Face aux journalistes et écrivains qui prédisent à brève échéance la disparition des chrétiens d'Orient, Paolo Dall'Oglio entend insuffler un sens et une perspective aux chrétiens arabes et ainsi lutter contre l'émigration, y compris par des projets sociaux sur place, comme l'aide à la construction de maisons.

Il aborde aussi la question délicate de la communion eucharistique à donner ou à refuser aux musulmans qui ont le désir de la recevoir (il répond par la négative mais en exposant bien les différentes demandes), traite de la question complexe de la prière interreligieuse où il distingue trois niveaux, et évoque le sacrifice eucharistique et la demande de pardon des péchés « chez nos amis pèlerins à la Mecque ». Il faudrait, à mon sens, peut-être mieux distinguer cette demande générale de pardon liée au rite du pèlerinage et le pardon impossible à donner à qui blasphème contre Dieu et son prophète, comme dans la controverse au sujet des caricatures de Muhammad. Enfin l'auteur fait l'éloge du syncrétisme chez les chrétiens de toutes sortes qu'il rencontre à Mar Moussa, et il en observe aussi des marques dans l'islam.

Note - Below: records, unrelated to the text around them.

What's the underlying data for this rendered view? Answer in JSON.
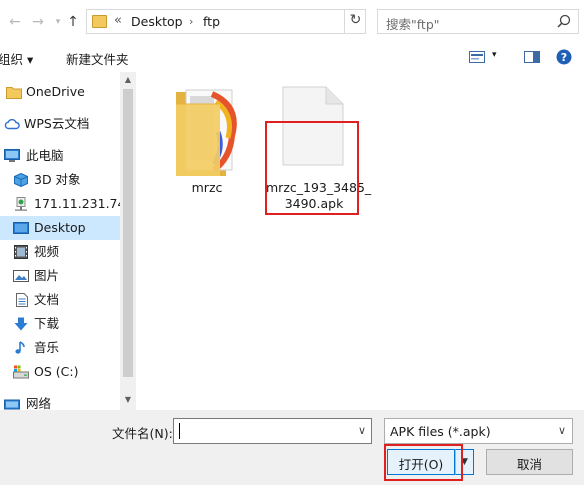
{
  "address_bar": {
    "overflow_chevron": "«",
    "path": [
      "Desktop",
      "ftp"
    ]
  },
  "search": {
    "placeholder": "搜索\"ftp\""
  },
  "toolbar": {
    "organize_label": "组织 ▾",
    "new_folder_label": "新建文件夹"
  },
  "nav": {
    "items": [
      {
        "label": "OneDrive",
        "icon": "folder-icon"
      },
      {
        "label": "WPS云文档",
        "icon": "cloud-icon"
      },
      {
        "label": "此电脑",
        "icon": "computer-icon"
      },
      {
        "label": "3D 对象",
        "icon": "cube-icon"
      },
      {
        "label": "171.11.231.74",
        "icon": "network-drive-icon"
      },
      {
        "label": "Desktop",
        "icon": "desktop-icon",
        "selected": true
      },
      {
        "label": "视频",
        "icon": "video-icon"
      },
      {
        "label": "图片",
        "icon": "picture-icon"
      },
      {
        "label": "文档",
        "icon": "document-icon"
      },
      {
        "label": "下载",
        "icon": "download-icon"
      },
      {
        "label": "音乐",
        "icon": "music-icon"
      },
      {
        "label": "OS (C:)",
        "icon": "drive-icon"
      },
      {
        "label": "网络",
        "icon": "network-icon"
      }
    ]
  },
  "files": [
    {
      "name": "mrzc",
      "type": "folder"
    },
    {
      "name_line1": "mrzc_193_3485_",
      "name_line2": "3490.apk",
      "type": "file",
      "highlighted": true
    }
  ],
  "bottom": {
    "filename_label": "文件名(N):",
    "filename_value": "",
    "filetype_value": "APK files (*.apk)",
    "open_label": "打开(O)",
    "cancel_label": "取消"
  },
  "colors": {
    "selection": "#cce8ff",
    "highlight": "#e02020",
    "accent": "#0078d7"
  }
}
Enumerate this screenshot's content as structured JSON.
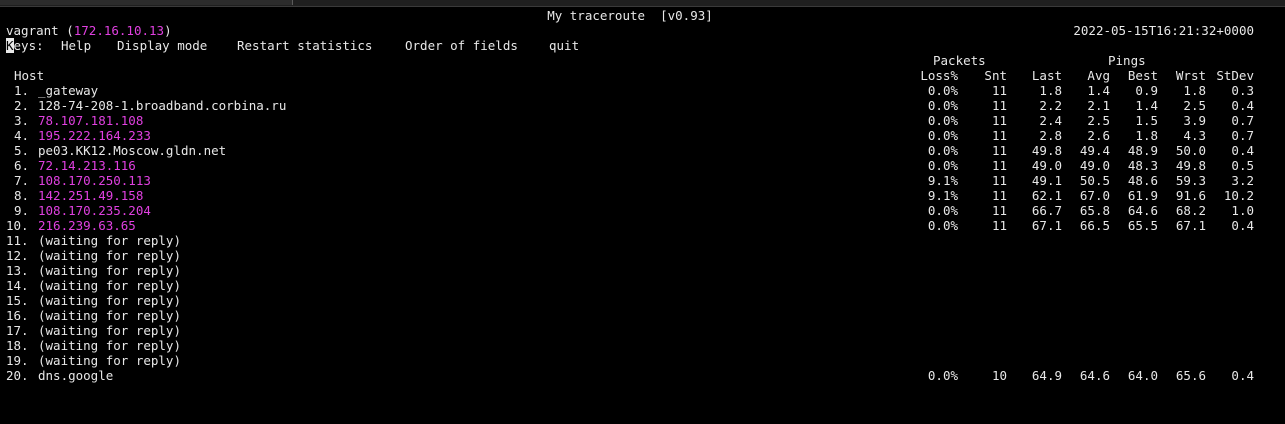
{
  "window": {
    "title": "My traceroute  [v0.93]"
  },
  "header": {
    "host_name": "vagrant",
    "host_ip": "172.16.10.13",
    "timestamp": "2022-05-15T16:21:32+0000"
  },
  "keys": {
    "label_first": "K",
    "label_rest": "eys:",
    "items": [
      "Help",
      "Display mode",
      "Restart statistics",
      "Order of fields",
      "quit"
    ]
  },
  "columns": {
    "group_packets": "Packets",
    "group_pings": "Pings",
    "host": "Host",
    "loss": "Loss%",
    "snt": "Snt",
    "last": "Last",
    "avg": "Avg",
    "best": "Best",
    "wrst": "Wrst",
    "stdev": "StDev"
  },
  "colors": {
    "background": "#000000",
    "text": "#e8e8e8",
    "ip_highlight": "#e040e0"
  },
  "hops": [
    {
      "num": "1.",
      "host": "_gateway",
      "ip": false,
      "loss": "0.0%",
      "snt": "11",
      "last": "1.8",
      "avg": "1.4",
      "best": "0.9",
      "wrst": "1.8",
      "stdev": "0.3"
    },
    {
      "num": "2.",
      "host": "128-74-208-1.broadband.corbina.ru",
      "ip": false,
      "loss": "0.0%",
      "snt": "11",
      "last": "2.2",
      "avg": "2.1",
      "best": "1.4",
      "wrst": "2.5",
      "stdev": "0.4"
    },
    {
      "num": "3.",
      "host": "78.107.181.108",
      "ip": true,
      "loss": "0.0%",
      "snt": "11",
      "last": "2.4",
      "avg": "2.5",
      "best": "1.5",
      "wrst": "3.9",
      "stdev": "0.7"
    },
    {
      "num": "4.",
      "host": "195.222.164.233",
      "ip": true,
      "loss": "0.0%",
      "snt": "11",
      "last": "2.8",
      "avg": "2.6",
      "best": "1.8",
      "wrst": "4.3",
      "stdev": "0.7"
    },
    {
      "num": "5.",
      "host": "pe03.KK12.Moscow.gldn.net",
      "ip": false,
      "loss": "0.0%",
      "snt": "11",
      "last": "49.8",
      "avg": "49.4",
      "best": "48.9",
      "wrst": "50.0",
      "stdev": "0.4"
    },
    {
      "num": "6.",
      "host": "72.14.213.116",
      "ip": true,
      "loss": "0.0%",
      "snt": "11",
      "last": "49.0",
      "avg": "49.0",
      "best": "48.3",
      "wrst": "49.8",
      "stdev": "0.5"
    },
    {
      "num": "7.",
      "host": "108.170.250.113",
      "ip": true,
      "loss": "9.1%",
      "snt": "11",
      "last": "49.1",
      "avg": "50.5",
      "best": "48.6",
      "wrst": "59.3",
      "stdev": "3.2"
    },
    {
      "num": "8.",
      "host": "142.251.49.158",
      "ip": true,
      "loss": "9.1%",
      "snt": "11",
      "last": "62.1",
      "avg": "67.0",
      "best": "61.9",
      "wrst": "91.6",
      "stdev": "10.2"
    },
    {
      "num": "9.",
      "host": "108.170.235.204",
      "ip": true,
      "loss": "0.0%",
      "snt": "11",
      "last": "66.7",
      "avg": "65.8",
      "best": "64.6",
      "wrst": "68.2",
      "stdev": "1.0"
    },
    {
      "num": "10.",
      "host": "216.239.63.65",
      "ip": true,
      "loss": "0.0%",
      "snt": "11",
      "last": "67.1",
      "avg": "66.5",
      "best": "65.5",
      "wrst": "67.1",
      "stdev": "0.4"
    },
    {
      "num": "11.",
      "host": "(waiting for reply)",
      "ip": false
    },
    {
      "num": "12.",
      "host": "(waiting for reply)",
      "ip": false
    },
    {
      "num": "13.",
      "host": "(waiting for reply)",
      "ip": false
    },
    {
      "num": "14.",
      "host": "(waiting for reply)",
      "ip": false
    },
    {
      "num": "15.",
      "host": "(waiting for reply)",
      "ip": false
    },
    {
      "num": "16.",
      "host": "(waiting for reply)",
      "ip": false
    },
    {
      "num": "17.",
      "host": "(waiting for reply)",
      "ip": false
    },
    {
      "num": "18.",
      "host": "(waiting for reply)",
      "ip": false
    },
    {
      "num": "19.",
      "host": "(waiting for reply)",
      "ip": false
    },
    {
      "num": "20.",
      "host": "dns.google",
      "ip": false,
      "loss": "0.0%",
      "snt": "10",
      "last": "64.9",
      "avg": "64.6",
      "best": "64.0",
      "wrst": "65.6",
      "stdev": "0.4"
    }
  ]
}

Ce livre de Paolo Dall'Oglio étonnera certains, agacera d'autres, cependant on ne saurait mettre en doute l'étendue de son expérience en contexte musulman arabe. Bien des questions abordées ici méritent d'être débattues plus longuement mais on saura gré au moine « prophète » de Mar Moussa et à sa communauté de nous donner une leçon d'islamophilie, sans naïveté.